Depois de muita confusão, reclamações e debates, os deputados da Assembleia Legislativa do Rio de Janeiro (Alerj) aprovaram em primeira discussão, nesta quinta-feira (04/05), o projeto de resolução que regulamenta a criação e instalação das frentes parlamentares. Entre as mudanças, o requerimento precisa agora ter apoio de um terço dos parlamentares, ser aprovado em plenário e aguardar a publicação da Mesa Diretora.
O texto, de autoria dos deputados Luiz Paulo (PSD) e Samuel Malafaia (PL), e do ex-deputado Gustavo Schmidt, determina ainda que as frentes precisarão de no mínimo cinco deputados e pelo menos três partidos políticos. É precisa ter também cópia do estatuto, ata de fundação assinada pelos parlamentares que a compõem e relatório de atividades.

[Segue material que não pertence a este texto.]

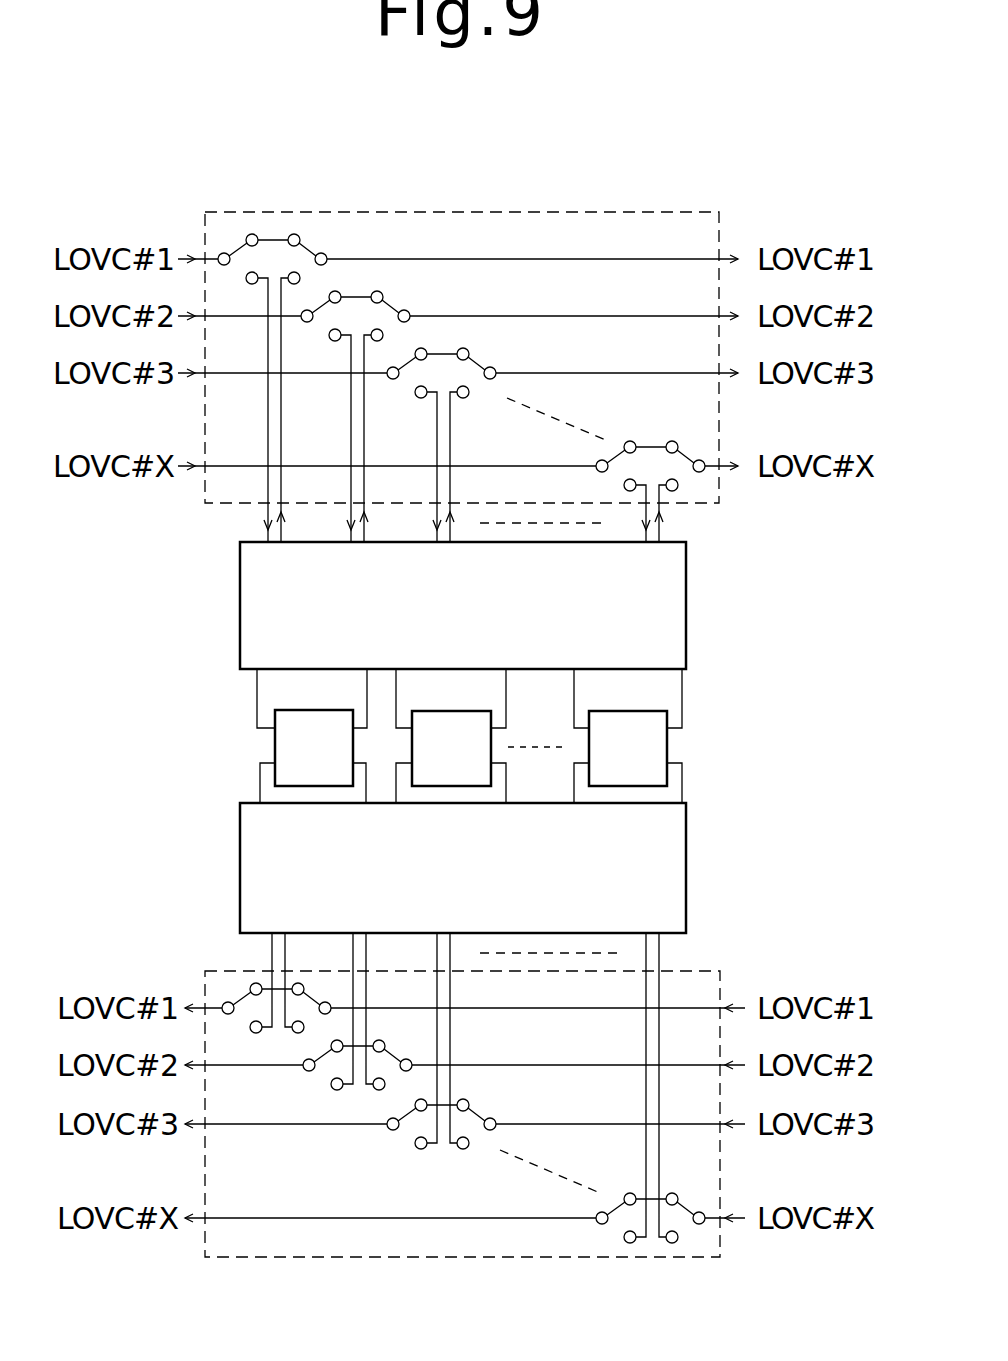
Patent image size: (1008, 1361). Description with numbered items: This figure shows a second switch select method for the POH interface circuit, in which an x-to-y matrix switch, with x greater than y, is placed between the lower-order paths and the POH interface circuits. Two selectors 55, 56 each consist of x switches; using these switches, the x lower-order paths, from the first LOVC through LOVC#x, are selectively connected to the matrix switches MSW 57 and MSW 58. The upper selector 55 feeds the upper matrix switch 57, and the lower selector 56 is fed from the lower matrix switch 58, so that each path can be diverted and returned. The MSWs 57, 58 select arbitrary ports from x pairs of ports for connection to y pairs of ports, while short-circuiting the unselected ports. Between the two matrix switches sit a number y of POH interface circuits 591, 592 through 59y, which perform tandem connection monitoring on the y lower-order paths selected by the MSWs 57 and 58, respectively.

The selector 55 is at (690, 210).
The selector 56 is at (683, 1260).
The matrix switch (MSW) 57 is at (240, 560).
The matrix switch (MSW) 58 is at (240, 826).
The POH interface circuit 591 is at (275, 747).
The POH interface circuit 592 is at (415, 711).
The POH interface circuit 59y is at (667, 745).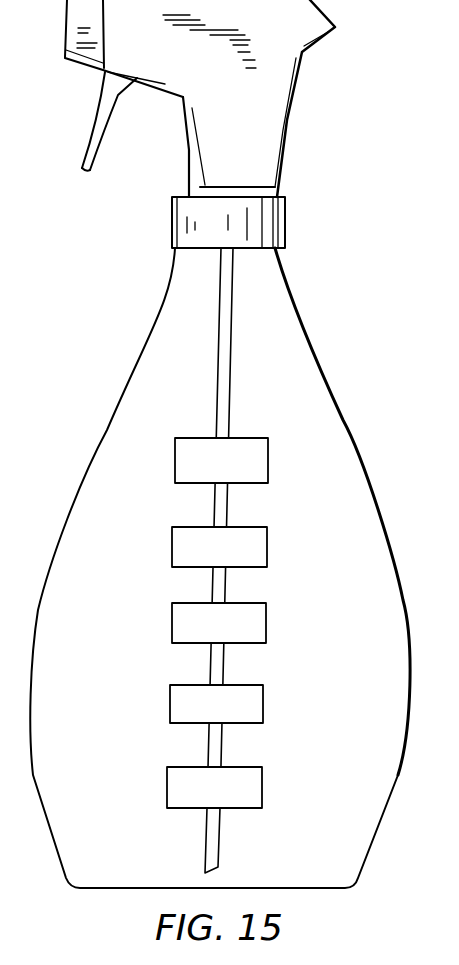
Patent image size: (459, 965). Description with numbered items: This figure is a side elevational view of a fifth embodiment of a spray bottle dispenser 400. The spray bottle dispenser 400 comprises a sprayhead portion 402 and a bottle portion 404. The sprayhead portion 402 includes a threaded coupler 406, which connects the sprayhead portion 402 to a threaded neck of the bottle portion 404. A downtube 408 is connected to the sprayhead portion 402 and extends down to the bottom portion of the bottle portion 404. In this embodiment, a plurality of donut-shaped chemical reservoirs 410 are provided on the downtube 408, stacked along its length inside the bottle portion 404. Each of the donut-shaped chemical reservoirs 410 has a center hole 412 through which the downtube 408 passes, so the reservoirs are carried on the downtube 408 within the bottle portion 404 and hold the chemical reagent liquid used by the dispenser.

The spray bottle dispenser 400 is at (116, 386).
The sprayhead portion 402 is at (252, 141).
The bottle portion 404 is at (322, 422).
The threaded coupler 406 is at (255, 225).
The downtube 408 is at (222, 387).
The donut-shaped chemical reservoirs 410 is at (255, 462).
The center hole 412 is at (88, 962).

Nos últimos dias, houve gritaria de presidentes de comissões permanentes, reclamando que as frentes estariam conflitando com as atividades dos colegiados. A Casa chegou a ter 81 pedidos de frentes parlamentares para uma totalidade de 70 deputados. Algumas delas, chegou a dizer o presidente do Parlamento, Rodrigo Bacellar, tinha temas duplicados.
Como não poderia ser diferente, houve confusão em relação ao entendimento para a aprovação do texto. Originalmente, a medida alteraria o Regimento Interno da Casa, sendo necessário mais um dia de debate em segunda discussão para concluir a votação. O projeto volta ao plenário na próxima terça-feira (09/05).